Porté ainsi au pinacle, Viktor Tchernomyrdine doit s’attendre à des contres-attaques. Les médias rappellent que Boris Eltsine n’aime pas ceux qui lui portent de l’ombre, même si c’est lui-même qui a choisi son premier ministre comme cheval de bataille principal pour les élections legislatives prévues en décembre. L’affaire était mal partie et le nouveau prestige de M. Tchernomyrdine, qui a intérêt à la « stabilité » autant que Boris Eltsine, peut, à cet égard, redresser la situation. Mais les occasions peuvent être facilement créées pour réduire à néant les efforts de M. Tchernomyrdine visant à instaurer la paix en Tchétchénie, « le principal objectif actuel » a-t-il souligné. Dès lundi 19 juin, les services de presse des forces russes à Grozny ont annoncé une multitude « d’attaques » menées par les « bandits en déroute » en Tchétchénie, comme dans les républiques voisines d’Ingouchie et du Daghestan, « en violation du cessez-le-feu ».

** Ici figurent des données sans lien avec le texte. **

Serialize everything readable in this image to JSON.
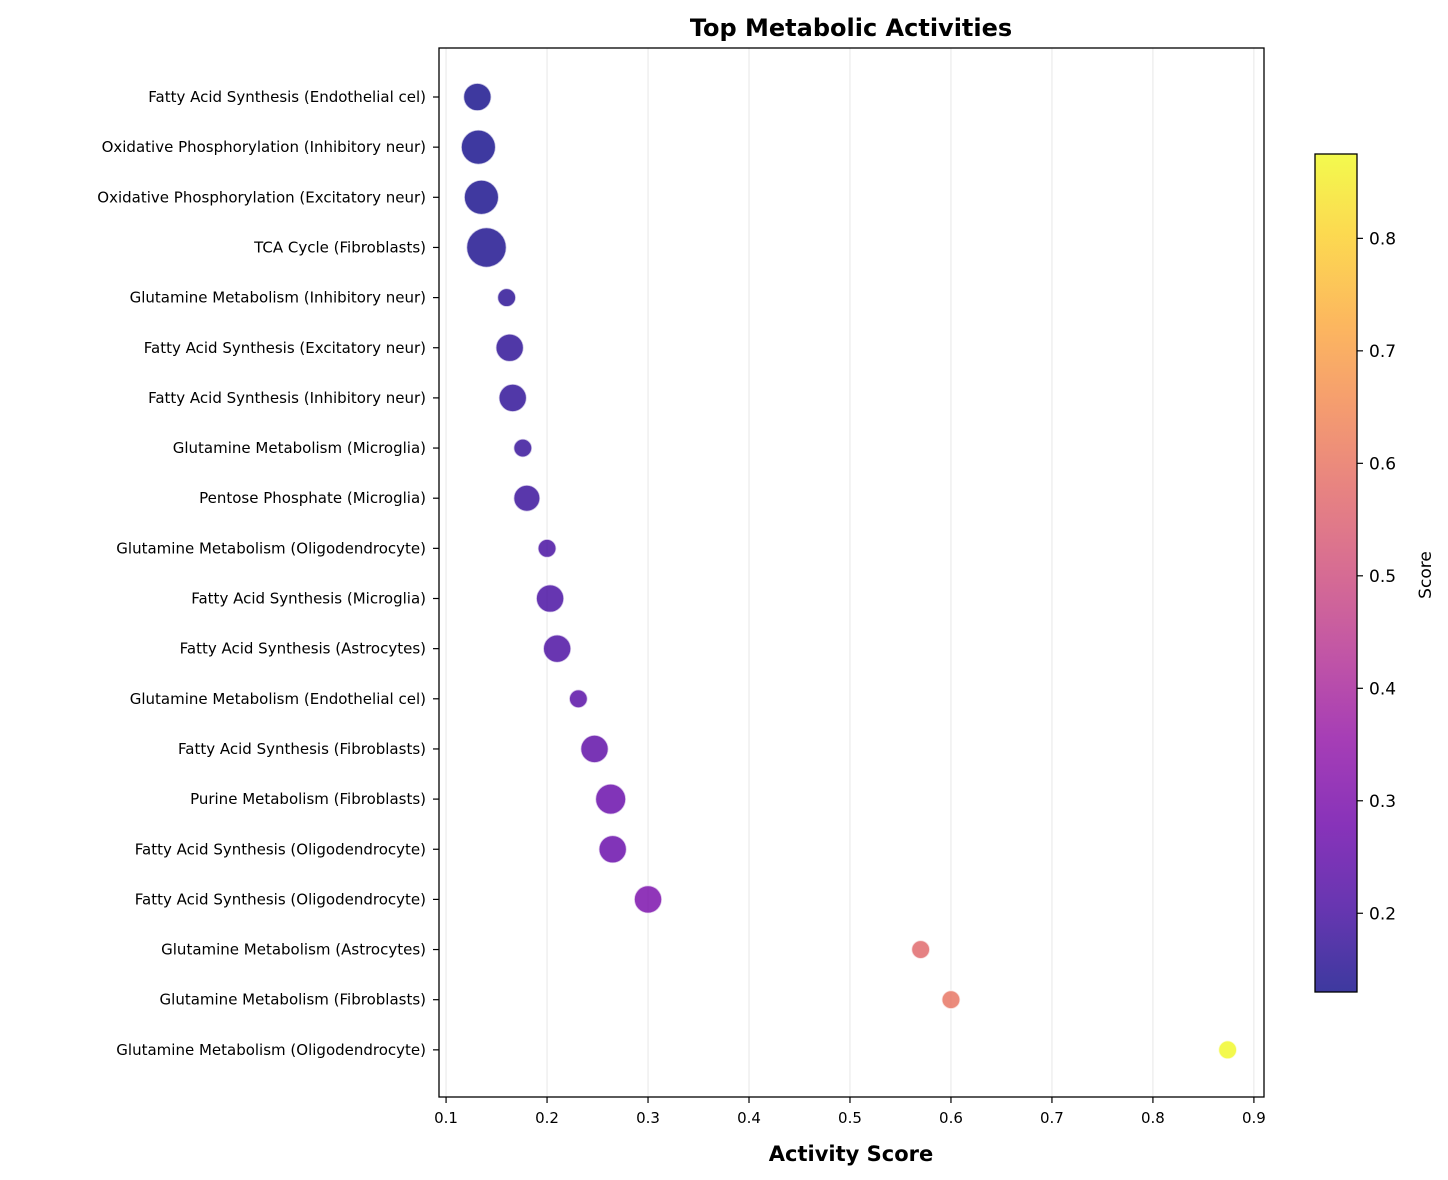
{
  "chart_data": {
    "type": "scatter",
    "title": "Top Metabolic Activities",
    "xlabel": "Activity Score",
    "ylabel": "",
    "xlim": [
      0.093,
      0.91
    ],
    "xticks": [
      0.1,
      0.2,
      0.3,
      0.4,
      0.5,
      0.6,
      0.7,
      0.8,
      0.9
    ],
    "xtick_labels": [
      "0.1",
      "0.2",
      "0.3",
      "0.4",
      "0.5",
      "0.6",
      "0.7",
      "0.8",
      "0.9"
    ],
    "grid": "vertical",
    "colormap": "plasma",
    "colorbar": {
      "label": "Score",
      "range": [
        0.13,
        0.875
      ],
      "ticks": [
        0.2,
        0.3,
        0.4,
        0.5,
        0.6,
        0.7,
        0.8
      ],
      "tick_labels": [
        "0.2",
        "0.3",
        "0.4",
        "0.5",
        "0.6",
        "0.7",
        "0.8"
      ]
    },
    "points": [
      {
        "label": "Fatty Acid Synthesis (Endothelial cel)",
        "x": 0.131,
        "size": 0.55
      },
      {
        "label": "Oxidative Phosphorylation (Inhibitory neur)",
        "x": 0.132,
        "size": 0.8
      },
      {
        "label": "Oxidative Phosphorylation (Excitatory neur)",
        "x": 0.135,
        "size": 0.8
      },
      {
        "label": "TCA Cycle (Fibroblasts)",
        "x": 0.14,
        "size": 1.0
      },
      {
        "label": "Glutamine Metabolism (Inhibitory neur)",
        "x": 0.16,
        "size": 0.2
      },
      {
        "label": "Fatty Acid Synthesis (Excitatory neur)",
        "x": 0.163,
        "size": 0.55
      },
      {
        "label": "Fatty Acid Synthesis (Inhibitory neur)",
        "x": 0.166,
        "size": 0.55
      },
      {
        "label": "Glutamine Metabolism (Microglia)",
        "x": 0.176,
        "size": 0.2
      },
      {
        "label": "Pentose Phosphate (Microglia)",
        "x": 0.18,
        "size": 0.5
      },
      {
        "label": "Glutamine Metabolism (Oligodendrocyte)",
        "x": 0.2,
        "size": 0.2
      },
      {
        "label": "Fatty Acid Synthesis (Microglia)",
        "x": 0.203,
        "size": 0.55
      },
      {
        "label": "Fatty Acid Synthesis (Astrocytes)",
        "x": 0.21,
        "size": 0.55
      },
      {
        "label": "Glutamine Metabolism (Endothelial cel)",
        "x": 0.231,
        "size": 0.2
      },
      {
        "label": "Fatty Acid Synthesis (Fibroblasts)",
        "x": 0.247,
        "size": 0.55
      },
      {
        "label": "Purine Metabolism (Fibroblasts)",
        "x": 0.263,
        "size": 0.65
      },
      {
        "label": "Fatty Acid Synthesis (Oligodendrocyte)",
        "x": 0.265,
        "size": 0.55
      },
      {
        "label": "Fatty Acid Synthesis (Oligodendrocyte)",
        "x": 0.3,
        "size": 0.55
      },
      {
        "label": "Glutamine Metabolism (Astrocytes)",
        "x": 0.57,
        "size": 0.2
      },
      {
        "label": "Glutamine Metabolism (Fibroblasts)",
        "x": 0.6,
        "size": 0.2
      },
      {
        "label": "Glutamine Metabolism (Oligodendrocyte)",
        "x": 0.874,
        "size": 0.2
      }
    ]
  }
}
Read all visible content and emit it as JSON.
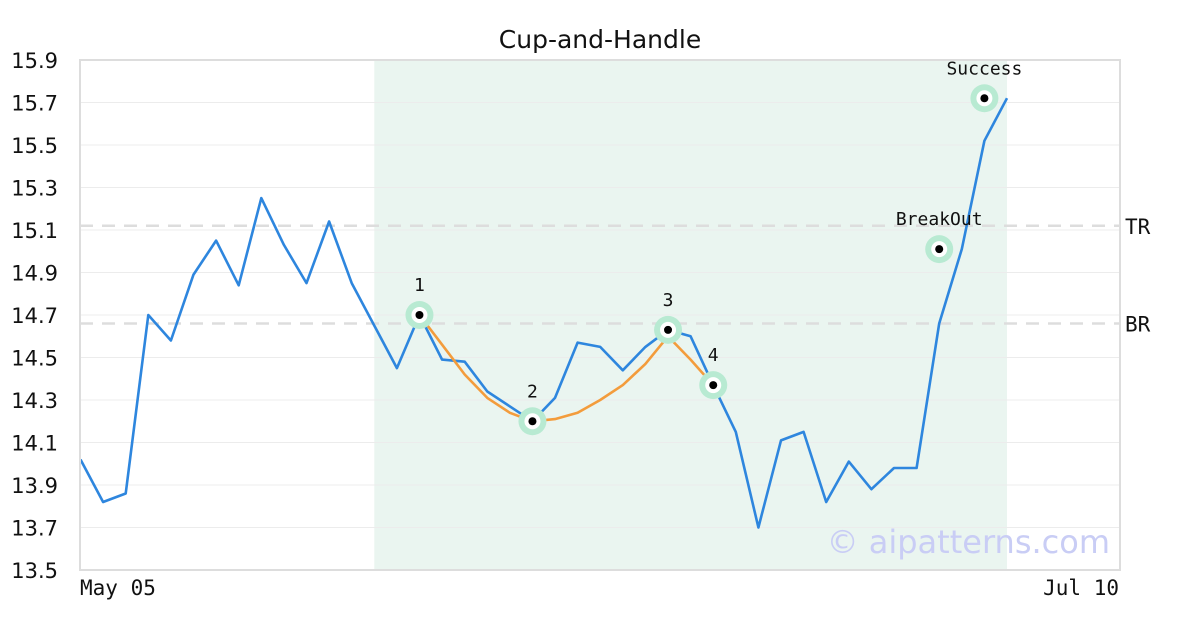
{
  "chart_data": {
    "type": "line",
    "title": "Cup-and-Handle",
    "xlabel": "",
    "ylabel": "",
    "ylim": [
      13.5,
      15.9
    ],
    "yticks": [
      "13.5",
      "13.7",
      "13.9",
      "14.1",
      "14.3",
      "14.5",
      "14.7",
      "14.9",
      "15.1",
      "15.3",
      "15.5",
      "15.7",
      "15.9"
    ],
    "x_start_label": "May 05",
    "x_end_label": "Jul 10",
    "grid": true,
    "colors": {
      "price": "#2e86de",
      "cup": "#f39c3c",
      "highlight": "#eaf5f0",
      "marker_ring": "#b8ead2",
      "level_line": "#dddddd"
    },
    "series": [
      {
        "values": [
          14.02,
          13.82,
          13.86,
          14.7,
          14.58,
          14.89,
          15.05,
          14.84,
          15.25,
          15.03,
          14.85,
          15.14,
          14.85,
          14.65,
          14.45,
          14.7,
          14.49,
          14.48,
          14.34,
          14.27,
          14.2,
          14.31,
          14.57,
          14.55,
          14.44,
          14.55,
          14.63,
          14.6,
          14.37,
          14.15,
          13.7,
          14.11,
          14.15,
          13.82,
          14.01,
          13.88,
          13.98,
          13.98,
          14.66,
          15.01,
          15.52,
          15.72
        ]
      }
    ],
    "cup_curve": [
      [
        15,
        14.7
      ],
      [
        16,
        14.56
      ],
      [
        17,
        14.42
      ],
      [
        18,
        14.31
      ],
      [
        19,
        14.24
      ],
      [
        20,
        14.2
      ],
      [
        21,
        14.21
      ],
      [
        22,
        14.24
      ],
      [
        23,
        14.3
      ],
      [
        24,
        14.37
      ],
      [
        25,
        14.47
      ],
      [
        26,
        14.6
      ],
      [
        27,
        14.49
      ],
      [
        28,
        14.37
      ]
    ],
    "highlight_range": [
      13,
      41
    ],
    "levels": [
      {
        "label": "TR",
        "value": 15.12
      },
      {
        "label": "BR",
        "value": 14.66
      }
    ],
    "annotations": [
      {
        "label": "1",
        "x": 15,
        "y": 14.7,
        "pos": "above"
      },
      {
        "label": "2",
        "x": 20,
        "y": 14.2,
        "pos": "above"
      },
      {
        "label": "3",
        "x": 26,
        "y": 14.63,
        "pos": "above"
      },
      {
        "label": "4",
        "x": 28,
        "y": 14.37,
        "pos": "above"
      },
      {
        "label": "BreakOut",
        "x": 38,
        "y": 15.01,
        "pos": "above"
      },
      {
        "label": "Success",
        "x": 40,
        "y": 15.72,
        "pos": "above"
      }
    ]
  },
  "watermark": "© aipatterns.com"
}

La psychose de nouveaux « attentats terroristes » en Russie même est en outre savamment développée dans le pays. Le représentant du président Doudaev à Moscou, Hamad Kourbanov, a été de nouveau arrêté, dimanche 18 juin, après une première interpellation la semaine dernière. Le FSB (ex-KGB) l’accuse d’« espionnage ». Enfin, seuls quelques commentateurs de médias russes indépendants ont osé dire, frisant le sacrilège, que des « terroristes » ont réussi en quelques jours là où les démocrates russes et la communauté internationale échouent depuis six mois. Mais il ne fait nul doute que cette constatation est une arme prête à être brandie, contre Viktor Tchernomyrdine, par tous ceux qui savent qu’un désaveu de la guerre en Tchétchénie dont les autorités russes dans leur globalité semblent encore loin entraînerait aussi le leur. A commencer par Boris Eltsine lui-même.